CLI results from inadequate blood flow to the legs and feet caused by atherosclerosis, or plaque buildup, in the arteries that supply blood to lower extremities. Major risk factors for CLI are diabetes, smoking, chronic kidney disease and hypertension, or high blood pressure.
Vital CLI warning signs – which may indicate the need for immediate medical care, include pain in the leg, ankle or foot while resting, especially at night; and non-healing wounds on the legs or feet with or without pain.
“What can happen, for example, is that a patient with severe diabetes shows up to whatever doctor’s office with a small wound on his or her foot,” explains Dr. Powell. “Tragically, a classic story is after a pedicure or something like that, or a nail clipping, a small wound starts to develop. It looks like nothing at first. But before you know it, as time goes by, that patient can end up with a significant amputation.”
“Rest Pain” at Night
“Leg pain while walking is a classic symptom, but that gets underdiagnosed or diagnosed as other conditions frequently,” said Dr. Powell. “CLI patients sometimes will progress from that claudication (Pain in the legs caused by too little blood flow) to having a wound. But, in a lot of patients the first presentation can be a wound because of their pattern of disease. The other symptom, with CLI is not a wound – it’s rest pain at night. And it’s a classic form of rest pain where they lay in bed and their foot becomes painful. They find that if they dangle their foot off the side of the bed that the pain improves. And again, that’s one of those things that sometimes is misdiagnosed.”
The most common test to determine whether there may be a blockage in an artery to the legs is a non-invasive test called an ankle-brachial index. The test compares the blood pressure in the legs to the blood pressure in the arms. If the blood pressure is weaker in the legs, the ankle-brachial index is low and blood flowing to the ankles may be encountering resistance along its path to the feet. If the ankle-brachial index reveals this condition, imaging testing will follow to visualize the path of the blood flow through the blood vessels to confirm CLI.

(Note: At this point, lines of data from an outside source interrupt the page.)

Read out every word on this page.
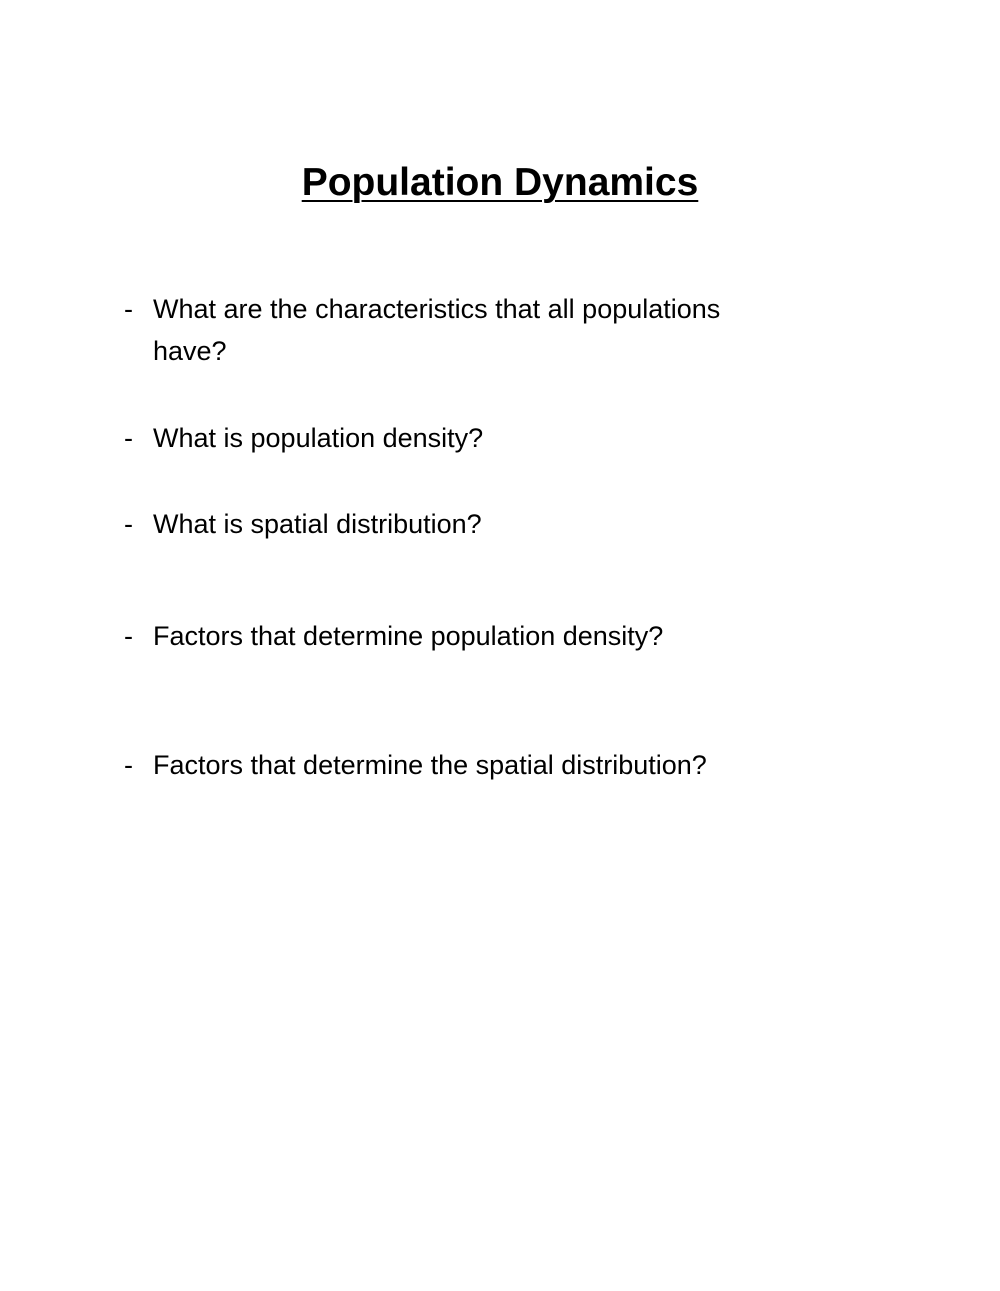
Population Dynamics
- What are the characteristics that all populations have?
- What is population density?
- What is spatial distribution?
- Factors that determine population density?
- Factors that determine the spatial distribution?
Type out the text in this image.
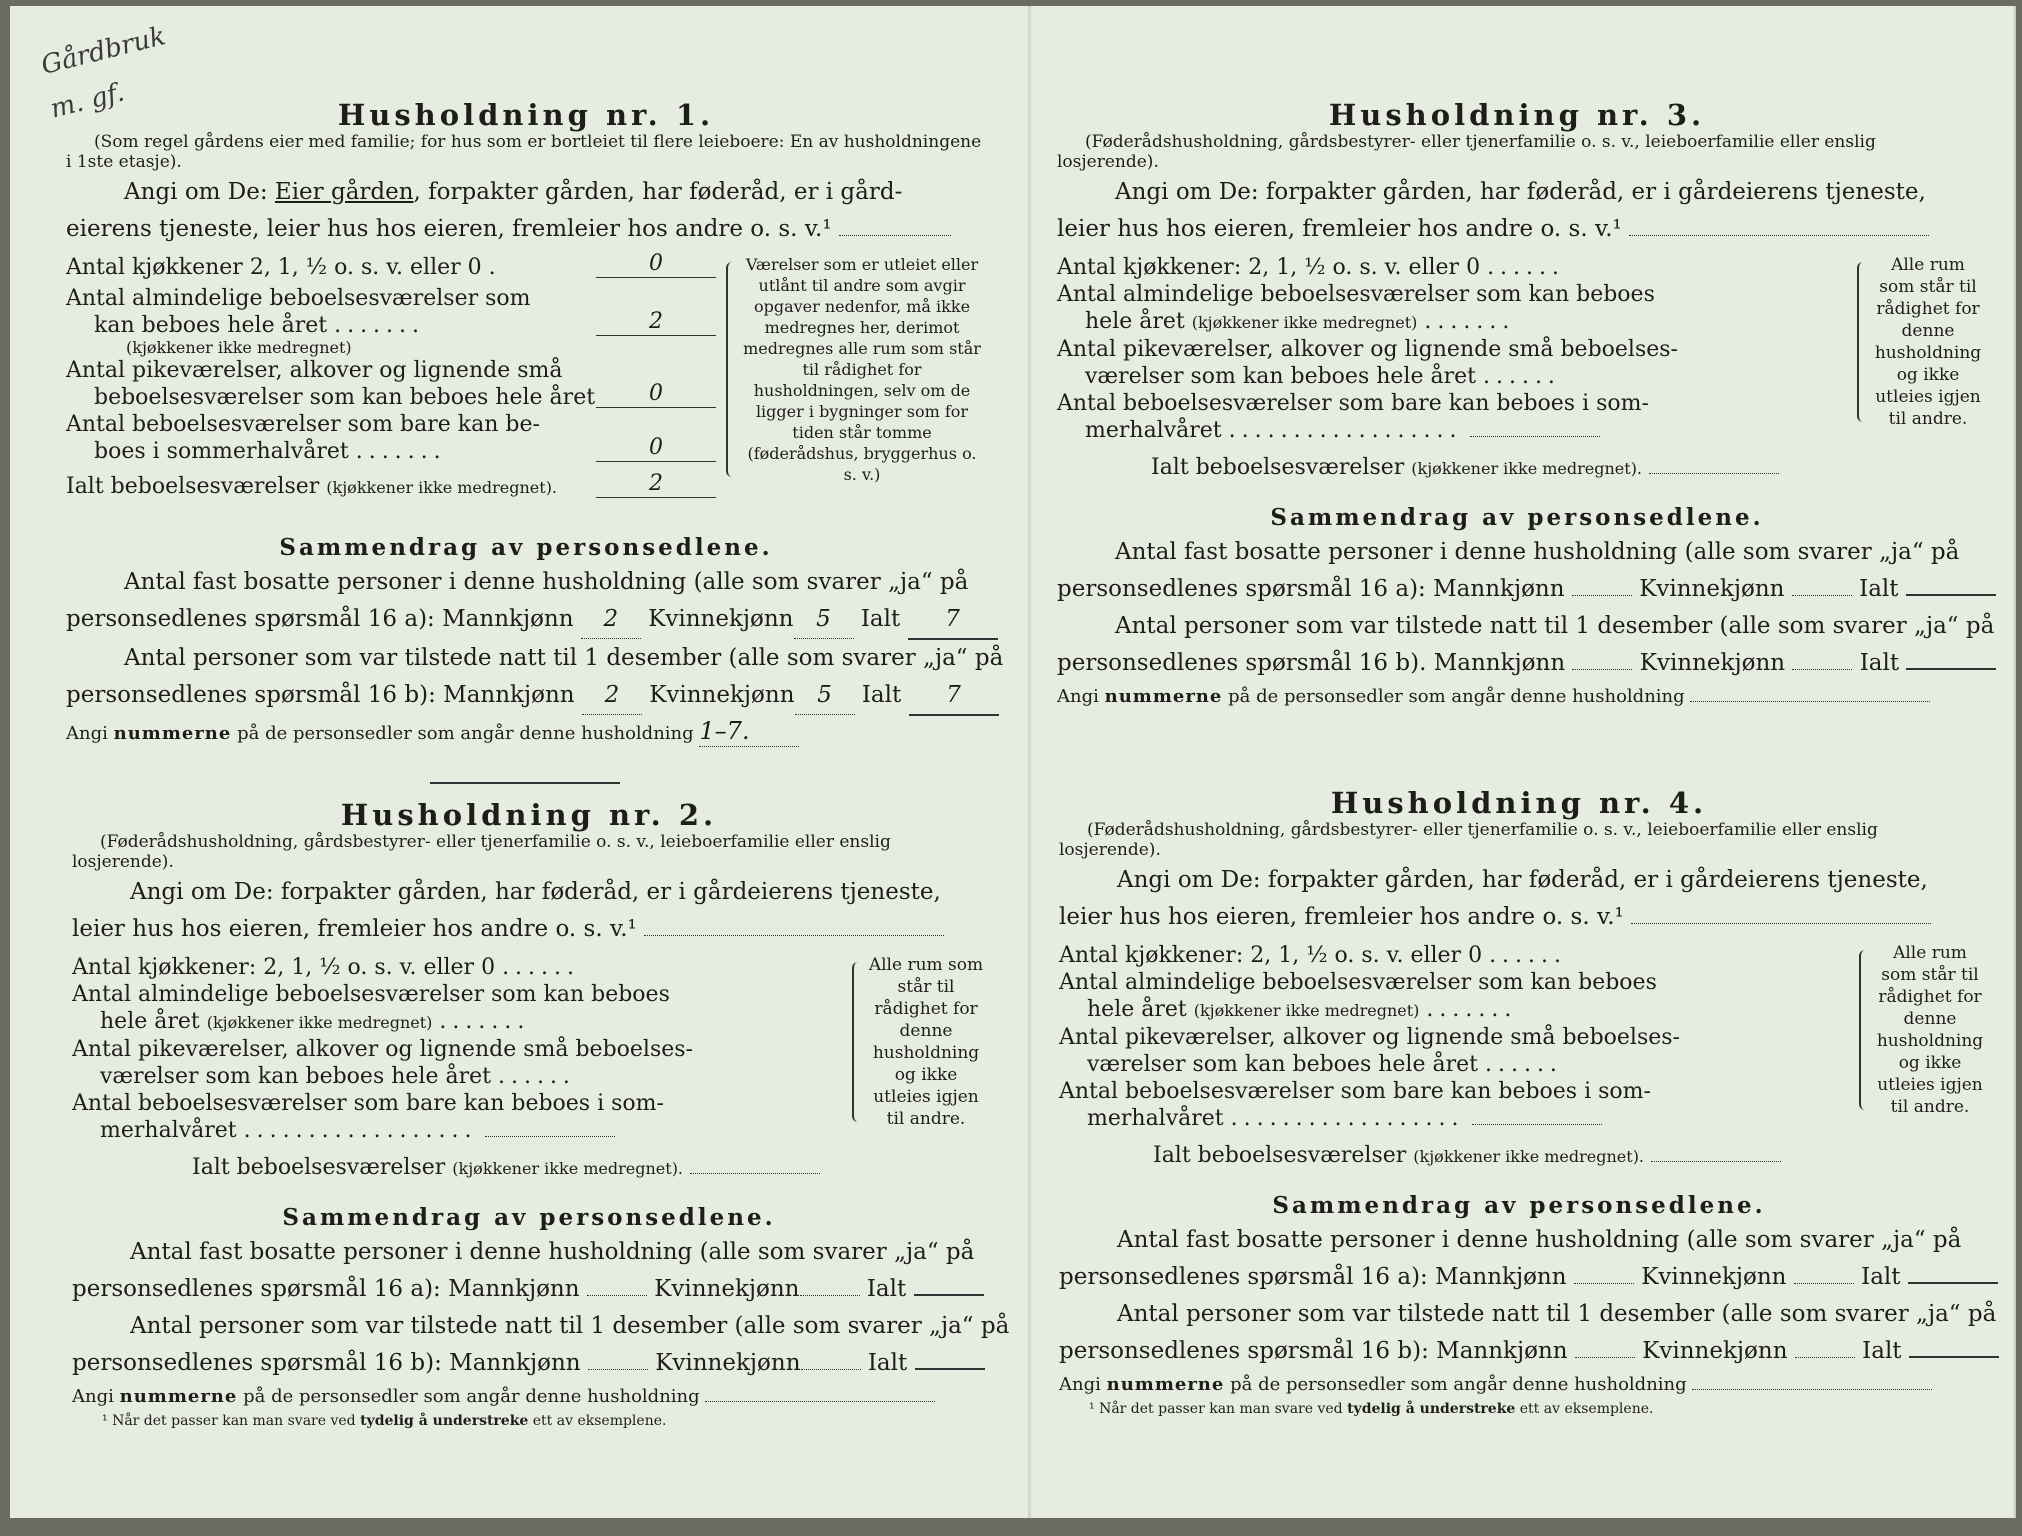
Gårdbruk
m. gf.	Husholdning nr. 1.

(Som regel gårdens eier med familie; for hus som er bortleiet til flere leieboere: En av husholdningene i 1ste etasje).

Angi om De: Eier gården, forpakter gården, har føderåd, er i gård-

eierens tjeneste, leier hus hos eieren, fremleier hos andre o. s. v.¹

Antal kjøkkener 2, 1, ½ o. s. v. eller 0 .	0
Antal almindelige beboelsesværelser som
kan beboes hele året .......	2
(kjøkkener ikke medregnet)
Antal pikeværelser, alkover og lignende små
beboelsesværelser som kan beboes hele året	0
Antal beboelsesværelser som bare kan be-
boes i sommerhalvåret .......	0
Ialt beboelsesværelser (kjøkkener ikke medregnet).	2
Værelser som er utleiet eller utlånt til andre som avgir opgaver nedenfor, må ikke medregnes her, derimot medregnes alle rum som står til rådighet for husholdningen, selv om de ligger i bygninger som for tiden står tomme (føderådshus, bryggerhus o. s. v.)
Sammendrag av personsedlene.

Antal fast bosatte personer i denne husholdning (alle som svarer „ja“ på

personsedlenes spørsmål 16 a): Mannkjønn 2 Kvinnekjønn 5 Ialt 7

Antal personer som var tilstede natt til 1 desember (alle som svarer „ja“ på

personsedlenes spørsmål 16 b): Mannkjønn 2 Kvinnekjønn 5 Ialt 7

Angi nummerne på de personsedler som angår denne husholdning 1–7.

Husholdning nr. 2.

(Føderådshusholdning, gårdsbestyrer- eller tjenerfamilie o. s. v., leieboerfamilie eller enslig losjerende).

Angi om De: forpakter gården, har føderåd, er i gårdeierens tjeneste,

leier hus hos eieren, fremleier hos andre o. s. v.¹

Antal kjøkkener: 2, 1, ½ o. s. v. eller 0 ......
Antal almindelige beboelsesværelser som kan beboes
hele året (kjøkkener ikke medregnet) .......
Antal pikeværelser, alkover og lignende små beboelses-
værelser som kan beboes hele året ......
Antal beboelsesværelser som bare kan beboes i som-
merhalvåret ..................
Ialt beboelsesværelser (kjøkkener ikke medregnet).
Alle rum som står til rådighet for denne husholdning og ikke utleies igjen til andre.
Sammendrag av personsedlene.

Antal fast bosatte personer i denne husholdning (alle som svarer „ja“ på

personsedlenes spørsmål 16 a): Mannkjønn	Kvinnekjønn	Ialt

Antal personer som var tilstede natt til 1 desember (alle som svarer „ja“ på

personsedlenes spørsmål 16 b): Mannkjønn	Kvinnekjønn	Ialt

Angi nummerne på de personsedler som angår denne husholdning

¹ Når det passer kan man svare ved tydelig å understreke ett av eksemplene.

Husholdning nr. 3.

(Føderådshusholdning, gårdsbestyrer- eller tjenerfamilie o. s. v., leieboerfamilie eller enslig losjerende).

Angi om De: forpakter gården, har føderåd, er i gårdeierens tjeneste,

leier hus hos eieren, fremleier hos andre o. s. v.¹

Antal kjøkkener: 2, 1, ½ o. s. v. eller 0 ......
Antal almindelige beboelsesværelser som kan beboes
hele året (kjøkkener ikke medregnet) .......
Antal pikeværelser, alkover og lignende små beboelses-
værelser som kan beboes hele året ......
Antal beboelsesværelser som bare kan beboes i som-
merhalvåret ..................
Ialt beboelsesværelser (kjøkkener ikke medregnet).
Alle rum som står til rådighet for denne husholdning og ikke utleies igjen til andre.
Sammendrag av personsedlene.

Antal fast bosatte personer i denne husholdning (alle som svarer „ja“ på

personsedlenes spørsmål 16 a): Mannkjønn	Kvinnekjønn	Ialt

Antal personer som var tilstede natt til 1 desember (alle som svarer „ja“ på

personsedlenes spørsmål 16 b). Mannkjønn	Kvinnekjønn	Ialt

Angi nummerne på de personsedler som angår denne husholdning

Husholdning nr. 4.

(Føderådshusholdning, gårdsbestyrer- eller tjenerfamilie o. s. v., leieboerfamilie eller enslig losjerende).

Angi om De: forpakter gården, har føderåd, er i gårdeierens tjeneste,

leier hus hos eieren, fremleier hos andre o. s. v.¹

Antal kjøkkener: 2, 1, ½ o. s. v. eller 0 ......
Antal almindelige beboelsesværelser som kan beboes
hele året (kjøkkener ikke medregnet) .......
Antal pikeværelser, alkover og lignende små beboelses-
værelser som kan beboes hele året ......
Antal beboelsesværelser som bare kan beboes i som-
merhalvåret ..................
Ialt beboelsesværelser (kjøkkener ikke medregnet).
Alle rum som står til rådighet for denne husholdning og ikke utleies igjen til andre.
Sammendrag av personsedlene.

Antal fast bosatte personer i denne husholdning (alle som svarer „ja“ på

personsedlenes spørsmål 16 a): Mannkjønn	Kvinnekjønn	Ialt

Antal personer som var tilstede natt til 1 desember (alle som svarer „ja“ på

personsedlenes spørsmål 16 b): Mannkjønn	Kvinnekjønn	Ialt

Angi nummerne på de personsedler som angår denne husholdning

¹ Når det passer kan man svare ved tydelig å understreke ett av eksemplene.
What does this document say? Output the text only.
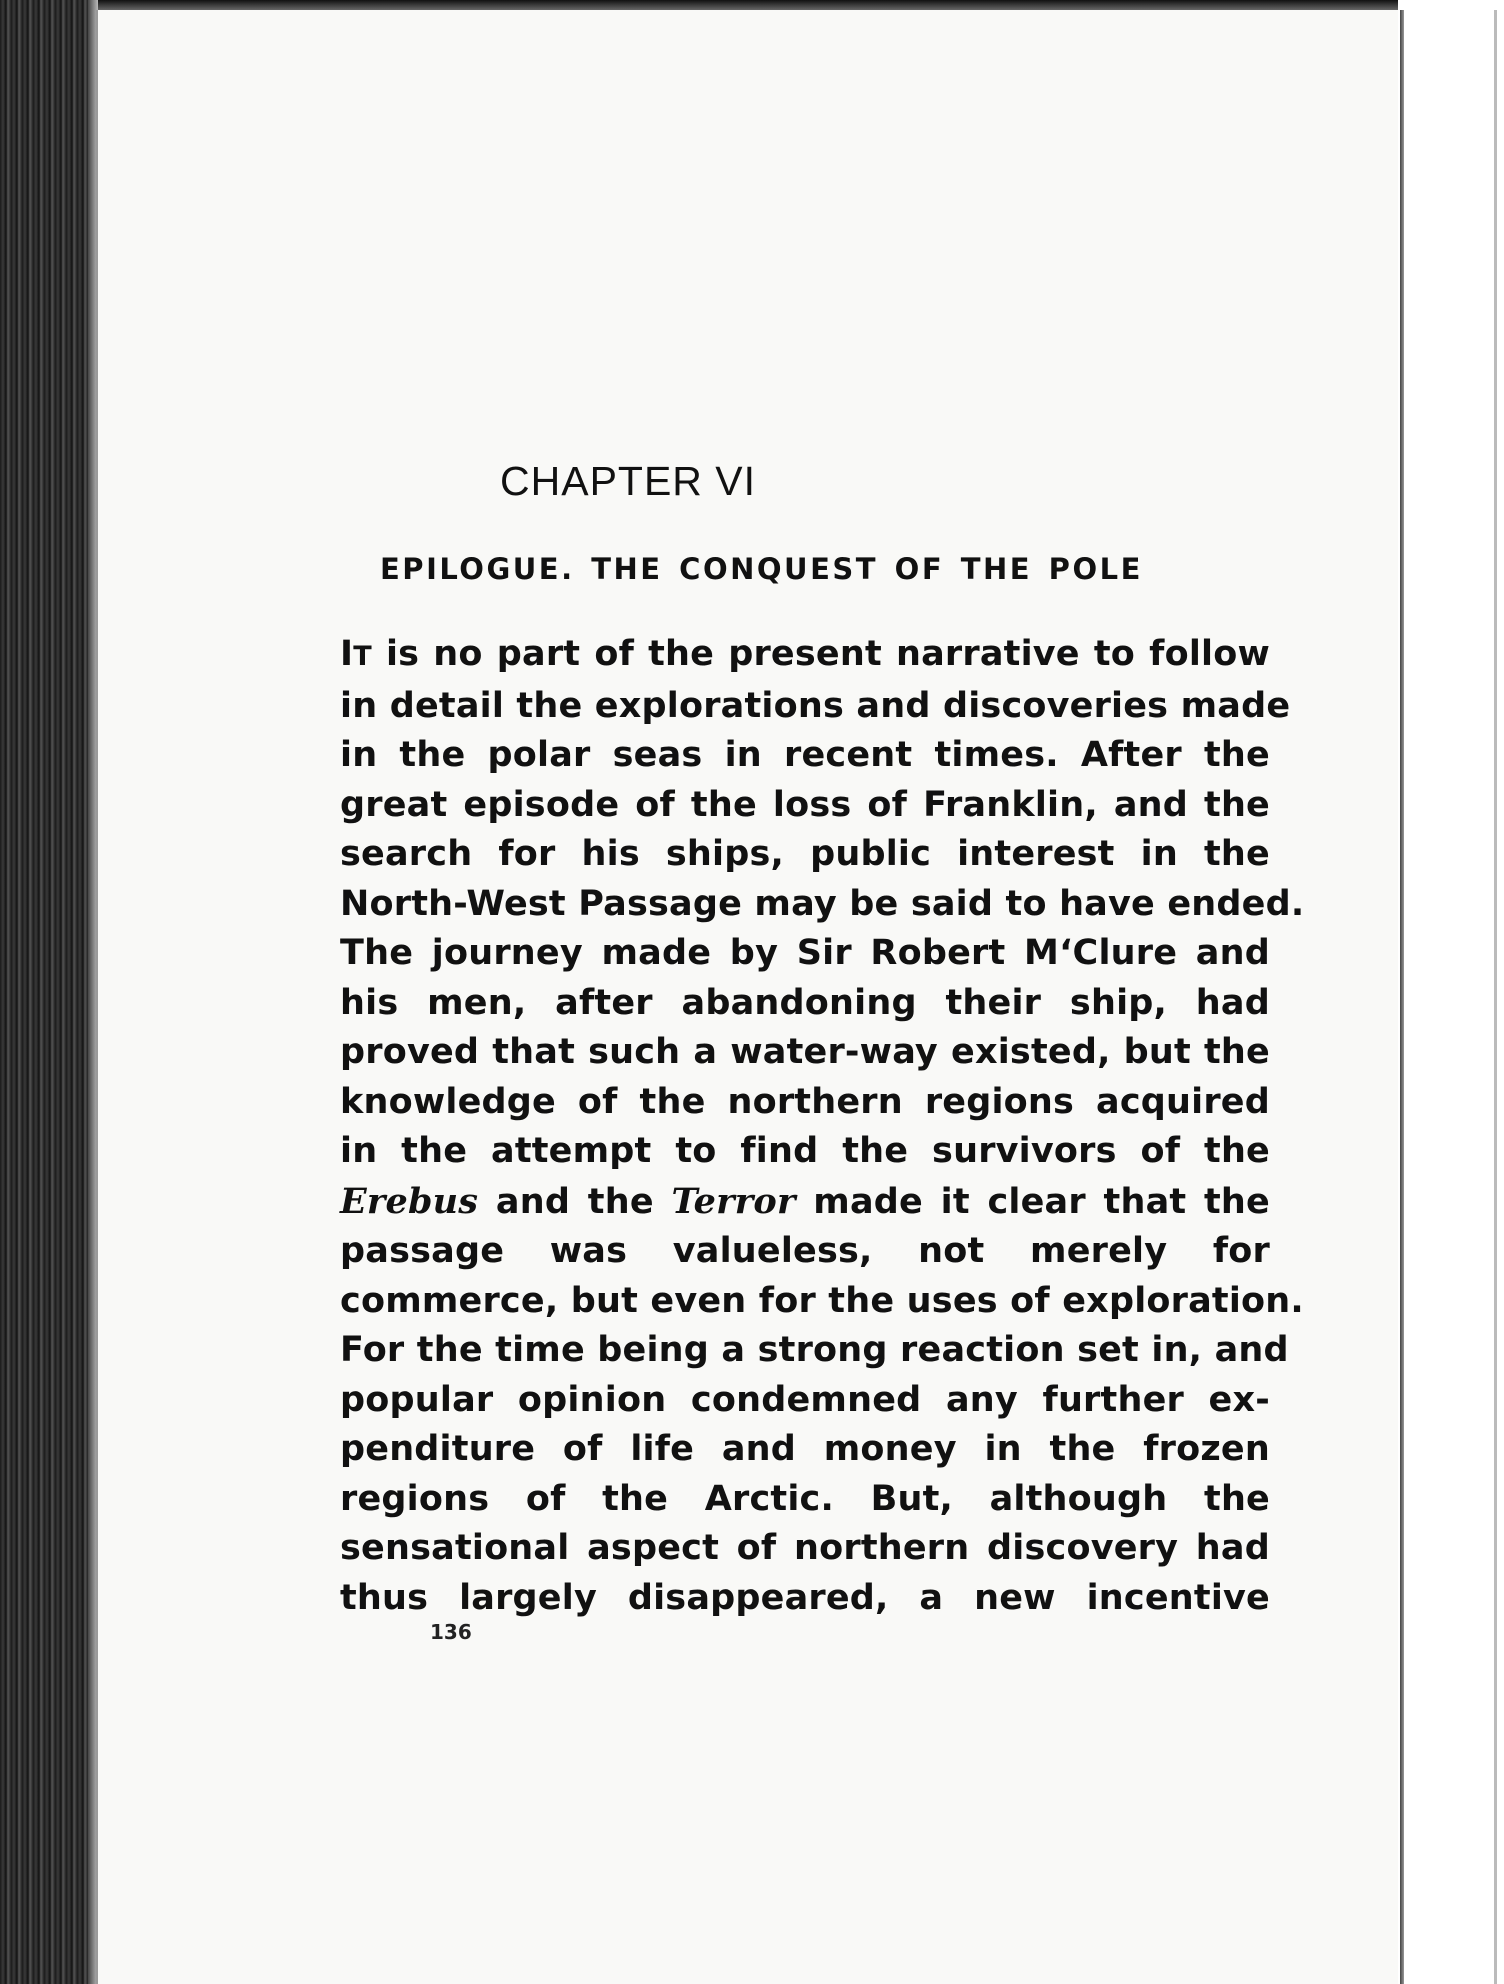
CHAPTER VI
EPILOGUE. THE CONQUEST OF THE POLE
IT is no part of the present narrative to follow
in detail the explorations and discoveries made
in the polar seas in recent times. After the
great episode of the loss of Franklin, and the
search for his ships, public interest in the
North-West Passage may be said to have ended.
The journey made by Sir Robert M‘Clure and
his men, after abandoning their ship, had
proved that such a water-way existed, but the
knowledge of the northern regions acquired
in the attempt to find the survivors of the
Erebus and the Terror made it clear that the
passage was valueless, not merely for
commerce, but even for the uses of exploration.
For the time being a strong reaction set in, and
popular opinion condemned any further ex-
penditure of life and money in the frozen
regions of the Arctic. But, although the
sensational aspect of northern discovery had
thus largely disappeared, a new incentive
136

Early Detection and Treatments
Patients with peripheral artery disease can be treated with cholesterol-lowering statins and blood-thinning medications to reduce the risk of heart attack and prevent CLI. However, if CLI is diagnosed, a patient will be considered for a revascularization procedure that restores blood flow and may involve stents or bypass surgery. Minimally invasive endovascular procedure is often the best option. But much depends on the location and severity of the blockages. Most patients with CLI have multiple arterial blockages.
Lifestyle modifications that include regular walking as exercise can go a long way toward treating the underlying disease, PAD, and preventing CLI.
“We know that if we take patients with claudication, or standard PAD, that a walking program does wonders. And that applies to CLI patients as well. As you walk, the body actually is sending out hormonal signals saying, ‘I need more blood flow.’ You get collateral blood flow that develops. And some people can walk themselves out of their PAD — and to a lesser but still significant portion — critical limb ischemia.
“So walking is incredibly important. And, of course, some of these patients, they get a wound, they become bedbound, and then they get in this horrible cycle of no walking. Without a doubt, early detection, early treatment, and a walking program are absolutely the best paths to recovery.”